Benar bahwa kehidupan adalah proses pencarian dan idealnya manusia menemukan kedamaian dengan hatinya sendiri. Tetapi dalam proses mencapai hal itu, kita masih perlu memilih dan memilah, kapan saat yang tepat mendengarkan suara dari dalam diri dan kapan saat yang tepat mengikuti pendapat orang lain. Dalam hidup yang semakin rumit ini, kita membutuhkan keseimbangan. Sangat disayangkan saat keseimbangan itu telah hilang dari sosok diri seseorang. Bahwa ternyata masih ada banyak hal yang sesungguhnya belum kita ketahui, hingga orang lain yang menjadi cermin. Karena saat melihat kedalam cermin, rupanya bukan hanya tentang hal-hal yang baik dan menarik, namun juga mampu melihat keropeng-keropeng yang melekat dalam segala keindahan itu.

Keseimbangan. Itu yang telah lama hilang, hingga hidup ini rasanya semakin timpang, sering oleng dan kurang sadar. Terlalu sibuk merenung, tidak terasa waktu telah bergeser 18 menit sejak memasuki tanggal 13. Satu pesan masuk, pesan pertama. Kata demi kata yang terangkai dengan amat sederhana, namun mampu mengukir senyum hingga tak mampu lagi mengucap, antara ingin menangis sekaligus terlalu bahagia.
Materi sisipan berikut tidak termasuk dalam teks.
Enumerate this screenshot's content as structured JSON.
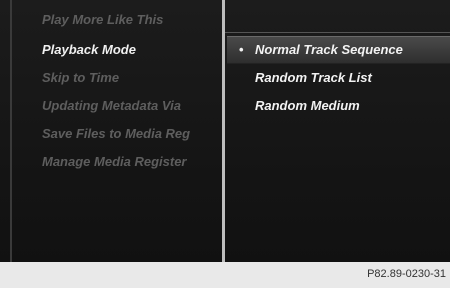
{
  "left_menu": {
    "items": [
      {
        "label": "Play More Like This",
        "state": "dim"
      },
      {
        "label": "Playback Mode",
        "state": "active"
      },
      {
        "label": "Skip to Time",
        "state": "dim"
      },
      {
        "label": "Updating Metadata Via",
        "state": "dim"
      },
      {
        "label": "Save Files to Media Reg",
        "state": "dim"
      },
      {
        "label": "Manage Media Register",
        "state": "dim"
      }
    ]
  },
  "playback_options": {
    "items": [
      {
        "label": "Normal Track Sequence",
        "selected": true
      },
      {
        "label": "Random Track List",
        "selected": false
      },
      {
        "label": "Random Medium",
        "selected": false
      }
    ],
    "selected_marker": "•"
  },
  "footer": {
    "figure_code": "P82.89-0230-31"
  }
}
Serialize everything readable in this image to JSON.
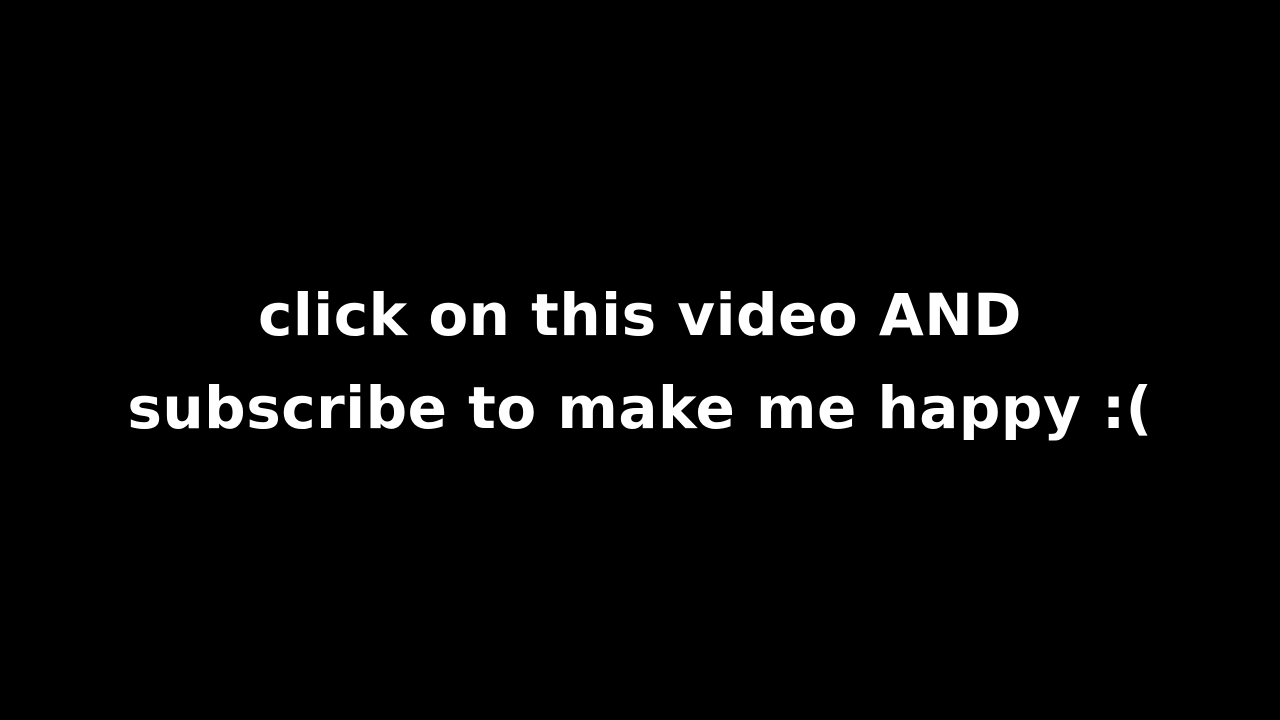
{
  "screen": {
    "background_color": "#000000",
    "text_color": "#ffffff"
  },
  "caption": {
    "line1": "click on this video AND",
    "line2": "subscribe to make me happy :("
  }
}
Happy birthday, Vivas ad multos annos, ad summam senectutem. Dominus Vobiscum. Pembicaraan setelahnya tidak jauh-jauh tentang lagu Coldplay yang baru saja rilis dan cerita ringan lainnya.

Keinginan paling sederhana sekalipun, jika semesta belum menghendaki rasanya akan sulit untuk terwujud. Biar bagaimana juga, hidup terus berjalan, sesuai atau tidak dengan yang kita harapkan. Untuk itulah, saya juga ingin mengucap syukur atas anugerah di petualangan hidup yang baru ini.
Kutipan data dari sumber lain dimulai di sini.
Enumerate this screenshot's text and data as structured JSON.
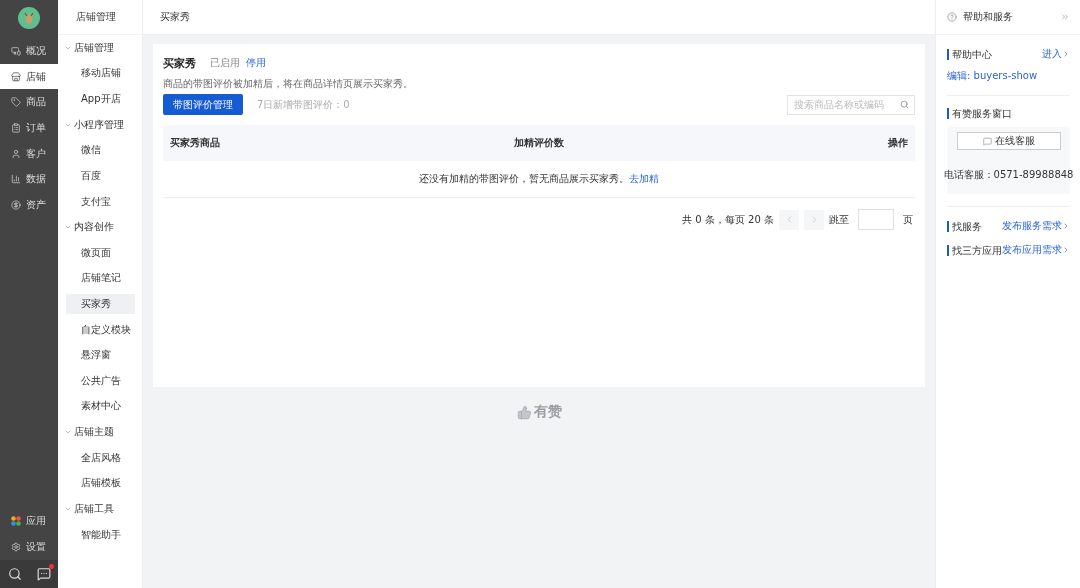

Terimakasih untuk masih ada dalam ingatan. Terimakasih untuk membuat jiwa ini kembali tumbuh perlahan-lahan. Terimakasih pula untuk terus saling mendaraskan dalam doa. Terimakasih telah membuat 25 ini menjadi indah. Dan, terimakasih untuk pernah ada.


nb. si jubilaris mendapatkan hadiahnya : jalan-jalan. hanya hal sesederhana itu untuk membuatnya bahagia.